In my dream, I fully believe that God spoke His purpose onto my dry bones. In that dream, God brought me to life. I obviously don’t believe that it’s me who is “saving” people as Brenna called it, but more that it has been God sending people to me so that He can do His work through me. Since then, I have never questioned His purpose for my career, and I am forever thankful for that. About a week ago, I felt God call me again. It wasn’t nearly as intense as my dream about Brenna, but it was a calling all the same. The calling was to start this blog. When the thought came into my head, I thought it was crazy. I ignored it. What would I have to write about? What could I have to say that would be worthwhile for others to read? The next day God answered.
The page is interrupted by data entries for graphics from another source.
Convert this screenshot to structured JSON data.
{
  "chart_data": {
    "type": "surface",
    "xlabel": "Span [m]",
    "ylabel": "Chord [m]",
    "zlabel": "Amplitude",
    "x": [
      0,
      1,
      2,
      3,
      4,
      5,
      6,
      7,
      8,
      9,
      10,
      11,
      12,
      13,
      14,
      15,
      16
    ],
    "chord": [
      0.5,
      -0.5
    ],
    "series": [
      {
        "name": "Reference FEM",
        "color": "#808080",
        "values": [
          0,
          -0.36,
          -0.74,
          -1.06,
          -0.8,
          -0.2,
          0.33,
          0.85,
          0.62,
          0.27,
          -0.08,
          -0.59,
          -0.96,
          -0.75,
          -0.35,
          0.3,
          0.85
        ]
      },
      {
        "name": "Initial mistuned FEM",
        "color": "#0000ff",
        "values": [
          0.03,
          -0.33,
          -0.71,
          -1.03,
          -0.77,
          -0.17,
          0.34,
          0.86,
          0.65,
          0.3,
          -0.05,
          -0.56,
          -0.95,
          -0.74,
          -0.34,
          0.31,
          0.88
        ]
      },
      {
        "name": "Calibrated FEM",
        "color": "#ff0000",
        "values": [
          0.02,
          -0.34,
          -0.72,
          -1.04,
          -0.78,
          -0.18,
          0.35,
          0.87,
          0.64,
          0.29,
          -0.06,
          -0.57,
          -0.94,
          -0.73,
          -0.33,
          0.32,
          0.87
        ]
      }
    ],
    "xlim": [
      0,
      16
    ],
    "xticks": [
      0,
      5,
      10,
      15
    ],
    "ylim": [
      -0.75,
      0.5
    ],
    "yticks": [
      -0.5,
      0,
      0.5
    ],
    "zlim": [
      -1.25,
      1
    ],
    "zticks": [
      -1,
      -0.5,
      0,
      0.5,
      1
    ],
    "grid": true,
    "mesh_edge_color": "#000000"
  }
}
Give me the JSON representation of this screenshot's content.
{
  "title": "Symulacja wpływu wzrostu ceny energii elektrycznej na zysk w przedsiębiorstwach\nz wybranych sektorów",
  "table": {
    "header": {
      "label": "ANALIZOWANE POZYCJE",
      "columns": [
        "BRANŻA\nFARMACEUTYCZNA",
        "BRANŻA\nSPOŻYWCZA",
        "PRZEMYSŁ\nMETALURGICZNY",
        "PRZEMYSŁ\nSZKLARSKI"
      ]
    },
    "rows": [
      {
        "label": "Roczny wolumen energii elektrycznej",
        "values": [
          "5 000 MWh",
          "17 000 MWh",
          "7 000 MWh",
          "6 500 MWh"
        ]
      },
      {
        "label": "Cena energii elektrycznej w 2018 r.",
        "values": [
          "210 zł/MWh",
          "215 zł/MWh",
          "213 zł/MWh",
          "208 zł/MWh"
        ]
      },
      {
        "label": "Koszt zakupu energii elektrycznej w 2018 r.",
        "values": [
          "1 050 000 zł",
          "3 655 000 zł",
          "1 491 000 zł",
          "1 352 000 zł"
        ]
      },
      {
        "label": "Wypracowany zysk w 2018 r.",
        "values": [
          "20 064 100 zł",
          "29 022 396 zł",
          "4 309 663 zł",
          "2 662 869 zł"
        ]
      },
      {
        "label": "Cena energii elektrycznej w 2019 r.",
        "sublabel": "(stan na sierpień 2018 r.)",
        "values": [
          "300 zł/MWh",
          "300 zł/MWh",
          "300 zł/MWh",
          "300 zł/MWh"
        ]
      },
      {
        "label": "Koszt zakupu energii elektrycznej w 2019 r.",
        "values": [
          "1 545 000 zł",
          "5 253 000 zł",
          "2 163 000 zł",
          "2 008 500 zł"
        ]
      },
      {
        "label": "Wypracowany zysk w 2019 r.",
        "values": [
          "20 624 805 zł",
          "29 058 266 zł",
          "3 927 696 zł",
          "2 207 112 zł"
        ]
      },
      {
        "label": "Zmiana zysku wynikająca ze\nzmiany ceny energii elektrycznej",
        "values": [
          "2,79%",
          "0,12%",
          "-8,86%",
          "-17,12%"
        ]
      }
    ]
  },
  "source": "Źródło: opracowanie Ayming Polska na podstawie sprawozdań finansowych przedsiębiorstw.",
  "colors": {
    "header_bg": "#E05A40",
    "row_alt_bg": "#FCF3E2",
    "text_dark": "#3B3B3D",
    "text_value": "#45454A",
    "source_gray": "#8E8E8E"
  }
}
I don’t have anything worthwhile to say, I don’t have any great revelations of my own to share, but God does. He has so much to say to you, and through the testimony in my life, He is working to reach you and your heart. So, let my words not be mine, but be His. Matthew 10:20 says, “for it is not you who speaks, but it is the Spirit of your Father who speaks in you,” and that is why I am here, writing this blog in prayer that my words are Gods words and they find you exactly where your soul is in need.